Mi chiedo tuttavia quale sia il padre vero di cui liberarsi in quel partito, fra i tanti segretari avvicendatisi nei suoi primi e soli tredici anni di vita: Walter Veltroni, Dario Franceschini per qualche mese, Pier Luigi Bersani, Guglielmo Epifani, anche lui per qualche mese, Matteo Renzi, Maurizio Martina, di nuovo per poco tempo, e infine Zingaretti. O bisogna andare ancora più indietro anagraficamente e arrivare ai sopravvissuti alla guida delle formazioni dalla cui confluenza nacque il Pd nel 2007? Bel problema. Sarebbe un’ecatombe. Dovrebbero temere il parricidio anche Massimo D’Alema, Piero Fassino, di cui pure è comparso il nome come un possibile reggente del Pd in questi giorni su parecchi giornali, e Achille Occhetto. Si salverebbe, per fortuna, solo Giorgio Napolitano per la fortuna di essere arrivato al Quirinale, peraltro rimanendovi per ben 9 anni, con un supplemento di mandato presidenziale unico nella storia della Presidenza della Repubblica, senza essere prima passato per la guida di nessuno dei partiti d’origine del Pd.

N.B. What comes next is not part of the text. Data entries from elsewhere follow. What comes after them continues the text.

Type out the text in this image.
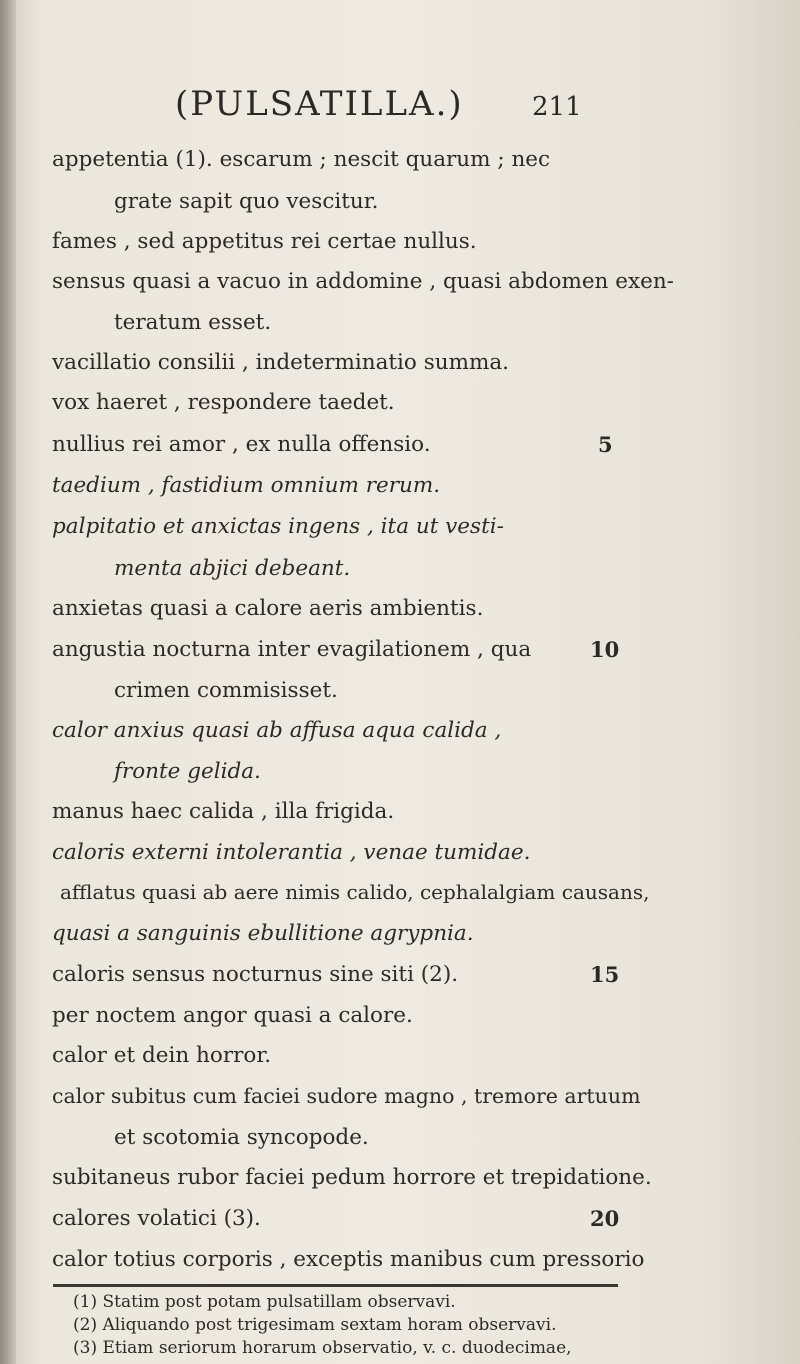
(PULSATILLA.)	211
appetentia (1). escarum ; nescit quarum ; nec
grate sapit quo vescitur.
fames , sed appetitus rei certae nullus.
sensus quasi a vacuo in addomine , quasi abdomen exen-
teratum esset.
vacillatio consilii , indeterminatio summa.
vox haeret , respondere taedet.
nullius rei amor , ex nulla offensio.
taedium , fastidium omnium rerum.
palpitatio et anxictas ingens , ita ut vesti-
menta abjici debeant.
anxietas quasi a calore aeris ambientis.
angustia nocturna inter evagilationem , qua
crimen commisisset.
calor anxius quasi ab affusa aqua calida ,
fronte gelida.
manus haec calida , illa frigida.
caloris externi intolerantia , venae tumidae.
afflatus quasi ab aere nimis calido, cephalalgiam causans,
quasi a sanguinis ebullitione agrypnia.
caloris sensus nocturnus sine siti (2).
per noctem angor quasi a calore.
calor et dein horror.
calor subitus cum faciei sudore magno , tremore artuum
et scotomia syncopode.
subitaneus rubor faciei pedum horrore et trepidatione.
calores volatici (3).
calor totius corporis , exceptis manibus cum pressorio
5
10
15
20
(1) Statim post potam pulsatillam observavi.
(2) Aliquando post trigesimam sextam horam observavi.
(3) Etiam seriorum horarum observatio, v. c. duodecimae,
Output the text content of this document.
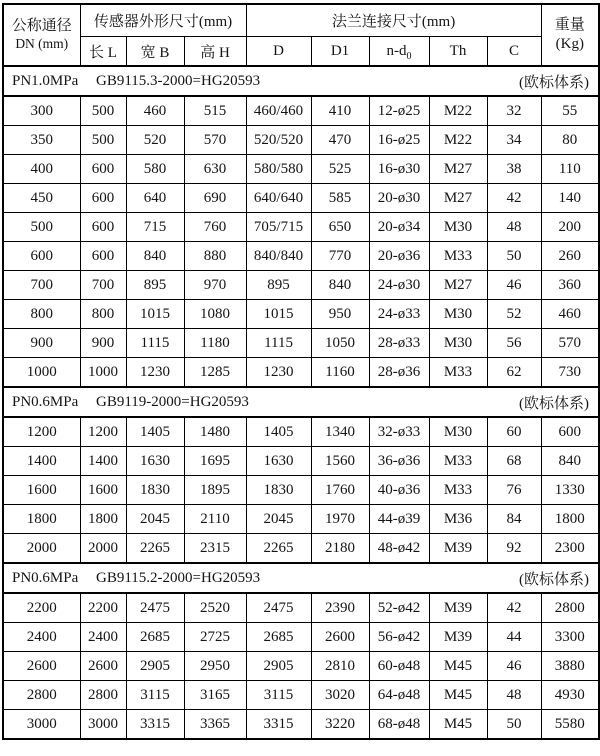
公称通径
DN (mm)
	传感器外形尺寸(mm)	法兰连接尺寸(mm)	重量
(Kg)

	长 L	宽 B	高 H	D	D1	$n-d_0$	Th	C	

PN1.0MPa GB9115.3-2000=HG20593 (欧标体系)									

300	500	460	515	460/460	410	12-ø25	M22	32	55
350	500	520	570	520/520	470	16-ø25	M22	34	80
400	600	580	630	580/580	525	16-ø30	M27	38	110
450	600	640	690	640/640	585	20-ø30	M27	42	140
500	600	715	760	705/715	650	20-ø34	M30	48	200
600	600	840	880	840/840	770	20-ø36	M33	50	260
700	700	895	970	895	840	24-ø30	M27	46	360
800	800	1015	1080	1015	950	24-ø33	M30	52	460
900	900	1115	1180	1115	1050	28-ø33	M30	56	570
1000	1000	1230	1285	1230	1160	28-ø36	M33	62	730

PN0.6MPa GB9119-2000=HG20593 (欧标体系)									

1200	1200	1405	1480	1405	1340	32-ø33	M30	60	600
1400	1400	1630	1695	1630	1560	36-ø36	M33	68	840
1600	1600	1830	1895	1830	1760	40-ø36	M33	76	1330
1800	1800	2045	2110	2045	1970	44-ø39	M36	84	1800
2000	2000	2265	2315	2265	2180	48-ø42	M39	92	2300

PN0.6MPa GB9115.2-2000=HG20593 (欧标体系)									

2200	2200	2475	2520	2475	2390	52-ø42	M39	42	2800
2400	2400	2685	2725	2685	2600	56-ø42	M39	44	3300
2600	2600	2905	2950	2905	2810	60-ø48	M45	46	3880
2800	2800	3115	3165	3115	3020	64-ø48	M45	48	4930
3000	3000	3315	3365	3315	3220	68-ø48	M45	50	5580
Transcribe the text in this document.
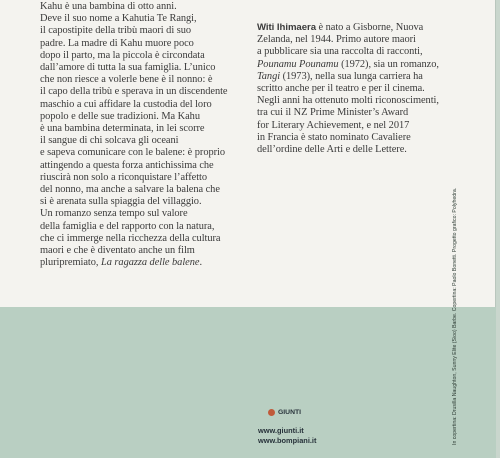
Kahu è una bambina di otto anni.
Deve il suo nome a Kahutia Te Rangi,
il capostipite della tribù maori di suo
padre. La madre di Kahu muore poco
dopo il parto, ma la piccola è circondata
dall’amore di tutta la sua famiglia. L’unico
che non riesce a volerle bene è il nonno: è
il capo della tribù e sperava in un discendente
maschio a cui affidare la custodia del loro
popolo e delle sue tradizioni. Ma Kahu
è una bambina determinata, in lei scorre
il sangue di chi solcava gli oceani
e sapeva comunicare con le balene: è proprio
attingendo a questa forza antichissima che
riuscirà non solo a riconquistare l’affetto
del nonno, ma anche a salvare la balena che
si è arenata sulla spiaggia del villaggio.
Un romanzo senza tempo sul valore
della famiglia e del rapporto con la natura,
che ci immerge nella ricchezza della cultura
maori e che è diventato anche un film
pluripremiato, La ragazza delle balene.
Witi Ihimaera è nato a Gisborne, Nuova
Zelanda, nel 1944. Primo autore maori
a pubblicare sia una raccolta di racconti,
Pounamu Pounamu (1972), sia un romanzo,
Tangi (1973), nella sua lunga carriera ha
scritto anche per il teatro e per il cinema.
Negli anni ha ottenuto molti riconoscimenti,
tra cui il NZ Prime Minister’s Award
for Literary Achievement, e nel 2017
in Francia è stato nominato Cavaliere
dell’ordine delle Arti e delle Lettere.
In copertina: Drusilla Naughton, Sunny Elite (Sioo) Barbe. Copertina: Paolo Bonetti. Progetto grafico: Polyhedra.
GIUNTI
www.giunti.it
www.bompiani.it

Insomma, Nicola Zingaretti farebbe forse bene a fermarsi, non dico a tornare indietro, e a riflettere sulle impietose analisi o diagnosi che emette direttamente sul Pd o finisce per suggerire ad altri. Senza rendersene conto, spero, egli sta un po’ facendo col pur “suo” Pd ciò che il mio amico Luca Giurato ha preso l’abitudine di fare nei salotti televisivi con le sue esagerate manifestazioni di affetto e cordialità, travolgendo padrone di casa e ospiti sino a mandarli in infermeria o  in ospedale. Proprio l’altro ieri mi sono gustato su Canale 5, dove mi ero affacciato con troppo anticipo pensando di trovarvi Zingaretti, la replica di una intervista a Luca Giurato fatta da una Barbara D’Urso terrorizzata vedendoselo seduto con la solita, festosa esuberanza su un bracciuolo della sua poltrona.